El primer equipo de la hermana Jean reflexiona sobre su querido capellán

“Su papel ahora, creo, es más importante que cuando yo estaba allí”, dijo Chris Wilburn, un estudiante de último año en el equipo ’94-95.

Al comienzo de su mandato, parecía desalentadoramente mayor para los jugadores. Pero la hermana Jean pronto fue parte del programa, alguien que siempre estaba ahí para saludar al equipo en los momentos posteriores a las pocas victorias y muchas más derrotas. A veces salía a la superficie en el vestuario, tal vez echando una mirada y una sonrisa forzada cuando una letra explícita resonaba, y se transformaba en una persona que los reclutas de baloncesto podían conocer durante sus visitas. Su oficina se convirtió en un refugio, dijeron los jugadores, y en un lugar más acogedor que, digamos, sentarse frente a un entrenador asistente.

“Ella no te va a juzgar, no te va a reprochar”, dijo. “A ella no le importa, per se, si es un problema de baloncesto o un problema de novia o un problema del almuerzo sobre cómo no pudiste comer ese día”.

A veces, decían los jugadores, escuchaba desde detrás de su escritorio. En otros, se acercaba.

“Ella siempre sonreía, se sentaba y cruzaba las manos, tal como se ve ahora en esa silla de ruedas”, dijo Estes. “Ella simplemente sonreía y decía: ‘Joe, si sigues haciendo lo que estás haciendo, seguirás obteniendo lo que tienes'”.

En estos días, a veces parece rivalizar con Bob Newhart, quien obtuvo un título en administración de empresas en Loyola en 1952, como el producto de exportación más famoso de la universidad. Para sus exjugadores, sin embargo, es aún más una maravilla.

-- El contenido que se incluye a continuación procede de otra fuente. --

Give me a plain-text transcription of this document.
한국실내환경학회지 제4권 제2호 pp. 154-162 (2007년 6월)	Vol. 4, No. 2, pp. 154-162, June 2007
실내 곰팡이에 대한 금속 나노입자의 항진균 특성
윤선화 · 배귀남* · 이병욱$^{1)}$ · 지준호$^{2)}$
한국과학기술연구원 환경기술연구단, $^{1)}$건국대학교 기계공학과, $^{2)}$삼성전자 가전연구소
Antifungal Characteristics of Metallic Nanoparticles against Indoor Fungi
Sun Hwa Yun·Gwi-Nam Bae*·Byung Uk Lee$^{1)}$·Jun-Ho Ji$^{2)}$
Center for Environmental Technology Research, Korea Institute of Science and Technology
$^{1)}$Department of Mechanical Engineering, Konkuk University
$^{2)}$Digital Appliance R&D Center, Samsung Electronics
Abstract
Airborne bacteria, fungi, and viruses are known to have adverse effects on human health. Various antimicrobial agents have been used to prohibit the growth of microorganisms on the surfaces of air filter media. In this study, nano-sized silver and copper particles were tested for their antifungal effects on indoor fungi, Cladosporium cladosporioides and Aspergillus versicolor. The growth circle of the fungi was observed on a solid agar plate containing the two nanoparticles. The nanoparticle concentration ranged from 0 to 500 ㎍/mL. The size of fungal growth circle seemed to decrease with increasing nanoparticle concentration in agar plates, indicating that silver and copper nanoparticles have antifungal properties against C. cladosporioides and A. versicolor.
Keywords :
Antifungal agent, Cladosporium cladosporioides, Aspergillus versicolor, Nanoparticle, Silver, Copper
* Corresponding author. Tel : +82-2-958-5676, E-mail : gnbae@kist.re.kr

Los hijos de Wilburn tienen camisas con el parecido de la hermana Jean. Los hijos de Owens solían preguntar si los Ramblers estaban ganando porque la hermana estaba orando. Molis, al igual que Estes, contó una historia sobre cómo, en 2018, la hermana Jean casi convocó la puntuación de un juego en el que no había pensado en más de una década.

“Le contaré historias a la hermana Jean hasta el día en que muera”, dijo Molis. “Se los diré a mi hija; lo hago todo el tiempo ahora mismo”.